Beginner's Mind
Algorithms for scalable synchronization on shared-memory multiprocessors
From the abstract:
Busy-wait techniques are heavily used for mutual exclusion and barrier synchronization in shared-memory parallel programs. Unfortunately, typical implementations of busy-waiting tend to produce large amounts of memory and interconnect contention, introducing performance bottlenecks that become markedly more pronounced as applications scale. We argue that this problem is not fundamental, and that one can in fact construct busy-wait synchronization algorithms that induce no memory or interconnect contention. The key to these algorithms is for every processor to spin on separate locally-accessible flag variables, and for some other processor to terminate the spin with a single remote write operation at an appropriate time. Flag variables may be locally-accessible as a result of coherent caching, or by virtue of allocation in the local portion of physically distributed shared memory. We present a new scalable algorithm for spin locks that generates 0(1) remote references per lock acquisition, independent of the number of processors attempting to acquire the lock. Our algorithm provides reasonable latency in the absence of contention, requires only a constant amount of space per lock, and requires no hardware support other than a swap-with-memory instruction. We also present a new scalable barrier algorithm that generates 0(1) remote references per processor reaching the barrier, and observe that two previously-known barriers can likewise be cast in a form that spins only on locally-accessible flag variables. None of these barrier algorithms requires hardware support beyond the usual atomicity of memory reads and writes. We compare the performance of our scalable algorithms with other software approaches to busy-wait synchronization on both a Sequent Symmetry and a BBN Butterfly. Our principal conclusion is that contention due to synchronization need not be a problem in large-scale shared-memory multiprocessors. The existence of scalable algorithms greatly weakens the case for costly special-purpose hardware support for synchronization, and provides a case against so-called “dance hall” architectures, in which shared memory locations are equally far from all processors.
Quicksort in Haskell
Haskell is certainly concise; I’ll give it that.
qsort [] = []
qsort (x:xs) = qsort (filter (< x) xs) ++ [x] ++ qsort (filter (>= x) xs)

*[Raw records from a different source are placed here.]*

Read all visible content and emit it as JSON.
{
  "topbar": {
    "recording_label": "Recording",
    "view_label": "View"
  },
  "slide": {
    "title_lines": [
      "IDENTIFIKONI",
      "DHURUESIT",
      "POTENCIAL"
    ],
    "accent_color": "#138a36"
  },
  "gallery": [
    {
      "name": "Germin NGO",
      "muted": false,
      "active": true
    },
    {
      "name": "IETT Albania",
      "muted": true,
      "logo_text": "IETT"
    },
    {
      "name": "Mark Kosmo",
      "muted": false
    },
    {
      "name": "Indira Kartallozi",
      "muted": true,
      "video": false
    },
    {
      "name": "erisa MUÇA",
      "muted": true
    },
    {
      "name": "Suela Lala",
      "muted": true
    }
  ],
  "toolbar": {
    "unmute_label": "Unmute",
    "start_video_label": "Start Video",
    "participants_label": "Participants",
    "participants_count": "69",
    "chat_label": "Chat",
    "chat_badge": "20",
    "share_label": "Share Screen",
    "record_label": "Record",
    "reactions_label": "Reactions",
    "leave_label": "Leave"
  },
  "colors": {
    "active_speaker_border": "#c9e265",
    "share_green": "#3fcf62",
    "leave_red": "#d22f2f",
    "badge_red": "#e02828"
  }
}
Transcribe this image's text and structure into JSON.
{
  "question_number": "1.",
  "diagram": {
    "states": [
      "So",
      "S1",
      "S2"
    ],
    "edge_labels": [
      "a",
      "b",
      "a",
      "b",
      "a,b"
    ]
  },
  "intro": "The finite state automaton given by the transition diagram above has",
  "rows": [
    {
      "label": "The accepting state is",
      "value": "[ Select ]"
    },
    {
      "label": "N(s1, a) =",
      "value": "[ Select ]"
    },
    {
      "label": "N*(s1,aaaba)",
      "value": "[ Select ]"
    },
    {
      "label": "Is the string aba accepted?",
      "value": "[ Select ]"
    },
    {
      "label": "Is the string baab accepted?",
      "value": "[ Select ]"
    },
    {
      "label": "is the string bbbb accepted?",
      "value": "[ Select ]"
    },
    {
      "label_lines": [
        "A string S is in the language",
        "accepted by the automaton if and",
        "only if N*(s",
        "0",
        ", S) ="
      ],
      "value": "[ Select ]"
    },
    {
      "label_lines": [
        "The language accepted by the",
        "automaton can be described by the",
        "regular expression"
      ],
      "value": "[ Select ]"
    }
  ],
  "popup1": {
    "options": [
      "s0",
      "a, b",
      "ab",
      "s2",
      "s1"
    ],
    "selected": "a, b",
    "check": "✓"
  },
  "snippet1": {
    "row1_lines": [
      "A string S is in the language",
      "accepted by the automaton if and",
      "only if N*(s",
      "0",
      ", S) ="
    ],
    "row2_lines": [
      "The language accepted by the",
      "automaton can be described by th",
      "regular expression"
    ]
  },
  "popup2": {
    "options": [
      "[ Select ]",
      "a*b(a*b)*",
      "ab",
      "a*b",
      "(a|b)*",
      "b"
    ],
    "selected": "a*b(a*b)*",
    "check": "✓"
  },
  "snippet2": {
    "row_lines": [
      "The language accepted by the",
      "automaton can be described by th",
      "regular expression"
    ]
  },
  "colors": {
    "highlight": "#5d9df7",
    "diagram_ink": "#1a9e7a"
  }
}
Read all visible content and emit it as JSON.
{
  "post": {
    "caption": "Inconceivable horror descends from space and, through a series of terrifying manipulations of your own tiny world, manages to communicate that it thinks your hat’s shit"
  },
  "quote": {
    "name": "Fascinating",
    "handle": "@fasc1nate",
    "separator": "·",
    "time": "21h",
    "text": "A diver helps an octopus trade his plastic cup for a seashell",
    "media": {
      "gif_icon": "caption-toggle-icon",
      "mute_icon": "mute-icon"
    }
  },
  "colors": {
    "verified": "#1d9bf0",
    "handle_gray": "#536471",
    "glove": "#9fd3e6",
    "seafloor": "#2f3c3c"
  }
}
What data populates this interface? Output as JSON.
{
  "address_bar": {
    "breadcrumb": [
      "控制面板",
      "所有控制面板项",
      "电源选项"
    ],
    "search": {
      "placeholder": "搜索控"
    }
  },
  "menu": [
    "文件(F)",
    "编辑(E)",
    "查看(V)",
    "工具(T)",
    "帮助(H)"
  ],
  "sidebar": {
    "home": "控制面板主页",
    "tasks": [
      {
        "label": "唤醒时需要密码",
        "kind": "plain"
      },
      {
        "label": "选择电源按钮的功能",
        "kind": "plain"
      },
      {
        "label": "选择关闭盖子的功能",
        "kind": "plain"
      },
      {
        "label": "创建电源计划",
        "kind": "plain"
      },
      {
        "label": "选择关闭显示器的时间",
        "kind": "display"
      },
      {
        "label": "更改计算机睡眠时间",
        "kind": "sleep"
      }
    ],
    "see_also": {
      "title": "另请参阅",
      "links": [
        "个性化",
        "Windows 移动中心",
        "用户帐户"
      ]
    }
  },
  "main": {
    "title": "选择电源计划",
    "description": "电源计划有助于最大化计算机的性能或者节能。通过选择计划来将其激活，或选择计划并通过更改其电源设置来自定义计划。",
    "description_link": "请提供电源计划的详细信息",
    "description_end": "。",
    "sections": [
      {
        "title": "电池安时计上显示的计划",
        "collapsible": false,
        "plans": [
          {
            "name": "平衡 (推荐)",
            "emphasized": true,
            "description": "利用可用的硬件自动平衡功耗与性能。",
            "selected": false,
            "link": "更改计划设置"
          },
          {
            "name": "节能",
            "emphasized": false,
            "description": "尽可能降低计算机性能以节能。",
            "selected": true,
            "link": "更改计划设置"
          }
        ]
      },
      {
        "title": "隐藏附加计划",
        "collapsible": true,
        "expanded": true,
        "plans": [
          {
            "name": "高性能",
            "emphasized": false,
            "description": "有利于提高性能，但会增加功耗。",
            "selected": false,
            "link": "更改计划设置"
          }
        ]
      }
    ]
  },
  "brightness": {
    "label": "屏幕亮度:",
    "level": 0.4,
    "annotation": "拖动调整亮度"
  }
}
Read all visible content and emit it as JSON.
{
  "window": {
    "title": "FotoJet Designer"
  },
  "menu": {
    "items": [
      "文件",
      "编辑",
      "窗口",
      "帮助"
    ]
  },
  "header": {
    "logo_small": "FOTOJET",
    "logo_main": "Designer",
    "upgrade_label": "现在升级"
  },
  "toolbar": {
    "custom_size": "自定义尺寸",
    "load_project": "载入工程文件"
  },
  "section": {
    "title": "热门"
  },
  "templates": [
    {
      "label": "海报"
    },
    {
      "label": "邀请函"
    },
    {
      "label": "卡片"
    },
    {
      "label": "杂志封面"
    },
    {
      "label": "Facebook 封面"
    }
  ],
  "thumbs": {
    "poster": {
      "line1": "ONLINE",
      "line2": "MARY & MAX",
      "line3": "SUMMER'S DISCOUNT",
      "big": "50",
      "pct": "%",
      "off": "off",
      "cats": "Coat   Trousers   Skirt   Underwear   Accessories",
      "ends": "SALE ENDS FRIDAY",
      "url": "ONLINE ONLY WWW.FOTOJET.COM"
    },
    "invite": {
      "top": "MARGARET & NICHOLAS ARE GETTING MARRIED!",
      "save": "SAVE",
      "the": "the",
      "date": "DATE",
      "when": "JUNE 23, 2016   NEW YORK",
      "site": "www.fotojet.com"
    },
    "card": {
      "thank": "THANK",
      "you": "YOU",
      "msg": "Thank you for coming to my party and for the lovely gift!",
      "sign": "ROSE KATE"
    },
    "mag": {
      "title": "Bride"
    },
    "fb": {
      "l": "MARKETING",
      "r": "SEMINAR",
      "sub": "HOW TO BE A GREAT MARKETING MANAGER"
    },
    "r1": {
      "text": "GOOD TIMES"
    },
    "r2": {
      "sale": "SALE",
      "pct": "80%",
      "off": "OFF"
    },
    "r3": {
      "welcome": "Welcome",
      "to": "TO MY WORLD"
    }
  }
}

But is it easy to form a mental model of how this will execute under optimization? A transliteration into an imperative language creates copies of xs on each execution, as well as traversing the list twice.
I can’t recall where I originally heard the idea, but one argument made for the success of C and C++ was their simplicity: specifically, that programmers could construct a reasonable mental model representing the execution of their program. The optimizer might speed things up, but without any radical changes to observable semantics. In the Haskell program above, I suppose Haskell’s lazy semantics and optimization mean the program can run efficiently, but don’t exactly know how!
James Hague, in On Being Sufficiently Smart, reaches a similar conclusion about Haskell:
Let’s say that a compiler can detect O(N^2) algorithms and replace them with O(N) equivalents. This is a classic example of being sufficiently smart. You can write code knowing that the compiler will transform and fix it for you. But what if the compiler isn’t perfect (and it clearly won’t be, as there aren’t O(N) versions all algorithms)? It will fix some parts of your code and leave others as-is. Now you run your program, and it’s slow, but why? You need insight into what’s going on behind the scenes to figure that out, and if you find the problem then you’ll have to manually recode that section to use a linear approach. Wouldn’t it be more transparent to simply use linear algorithms where possible in the first place, rather than having to second guess the system? …
The GHC developers know that laziness can be expensive (or at least unnecessary in many cases), so strictness analysis is done to try to convert lazy code to non-lazy code. If and when that’s successful, wonderful! Maybe some programs that would have previously blown-up now won’t. But this only works in some cases, so as a Haskell coder you’ve got to worry about the cases where it doesn’t happen. As much as I admire the Haskell language and the GHC implementation, I find it difficult to form a solid mental model of how Haskell code is executed, partially because that model can change drastically depending on what the compiler does. And that’s the price of being sufficiently smart.